Tesler is a curious fellow: A veteran operator in Nigeria, he was the financial adviser to the late dictator Gen. Sani Abacha and controlled his personal fortune, while at the same time working for Halliburton. Abacha's former Oil Minister, Dan Etete--who is suspected of having used some of the alleged bribe money to buy himself fancy apartments in Paris and a chateau in Normandy--was deposed by Judge van Ruymbeke in December. According to the Journal du Dimanche (a large Sunday paper), Etete's testimony seemed to confirm the judge's suspicions that Tesler laundered the $180 million through offshore and other accounts, and that part of the money wound up in dictator Abacha's coffers. Tesler's bank accounts in Monaco, Switzerland and elsewhere have been subpoenaed in an effort to find out where the money went.

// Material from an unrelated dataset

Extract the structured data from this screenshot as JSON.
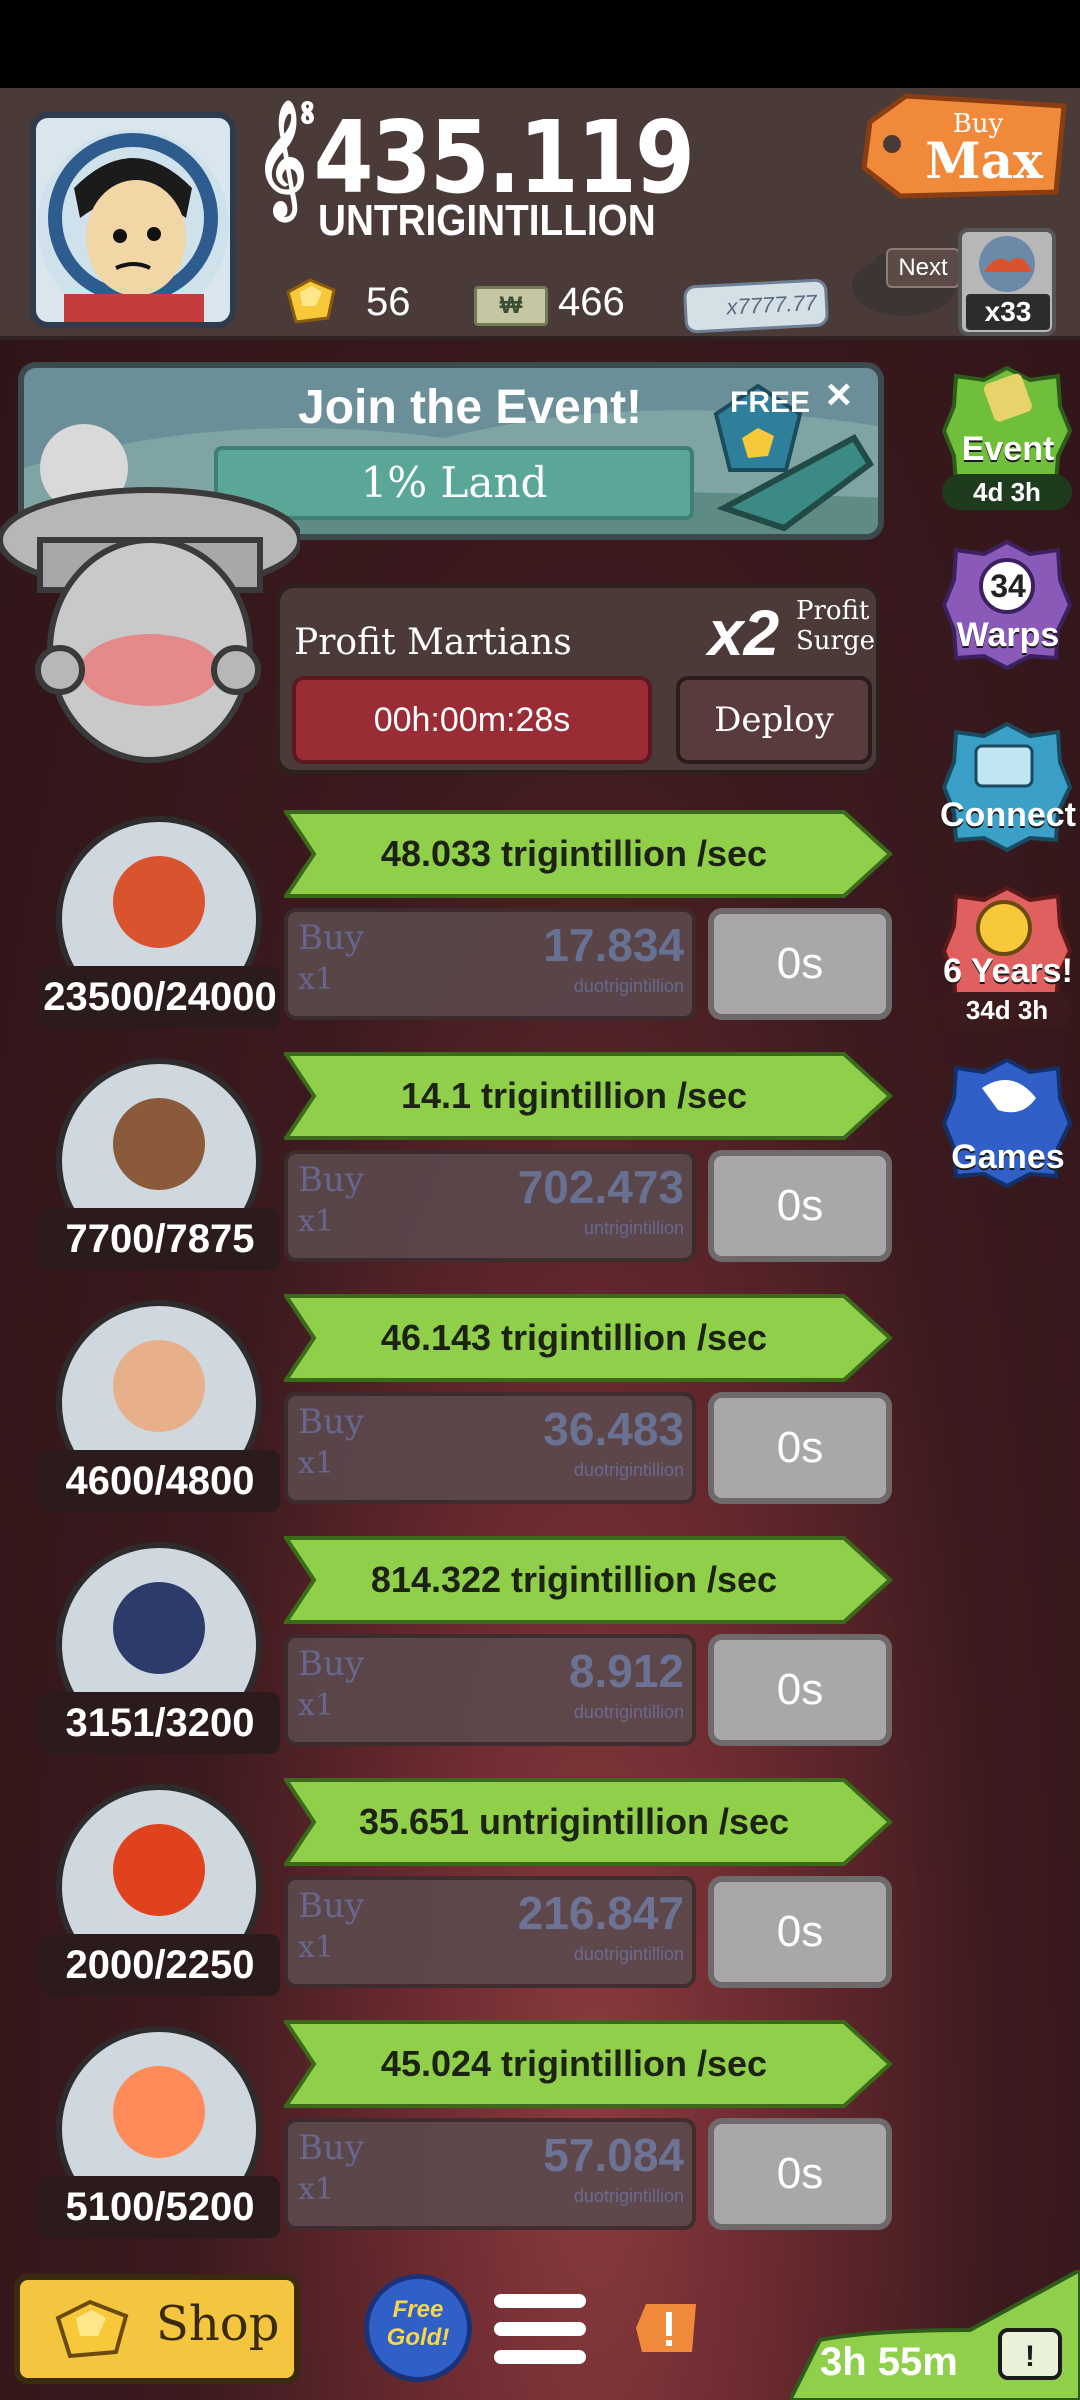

Judge van Ruymbeke's authority for his transnational investigation comes from a law France passed in 2000 against "bribing foreign officials," following its ratification of a convention adopted by the Organization for Economic Cooperation and Development prohibiting bribe-giving in the course of commercial transactions. The notion that the judge's targeting of Cheney might be in part retaliatory for the Bush Administration's exclusion of France from Iraq reconstruction contracts is unlikely: Van Ruymbeke is notoriously independent, and his previous investigations have been aimed at politicians and parties of both right and left. He's also no stranger to the unsavory world of oil-and-gas politics, having previously investigated bribe-giving by the French petrogiant Elf--indeed, it was in the course of his Elf investigation that van Ruymbeke stumbled upon the Nigerian deal.

The suspected bribe money was mostly ladled out between 1995 and 2000, when Cheney was Halliburton's CEO. The Journal du Dimanche reported on December 21 that "it is probable that some of the 'retrocommissions' found their way back to the United States" and asked, did this money go "to Halliburton's officials? To officials of the Republican Party?" These questions have so far gone unasked by America's media, which have completely ignored the explosive Le Figaro headline revealing the targeting of Cheney. It will be interesting to see if the US press looks seriously into this ticking time-bomb of a scandal before the November elections.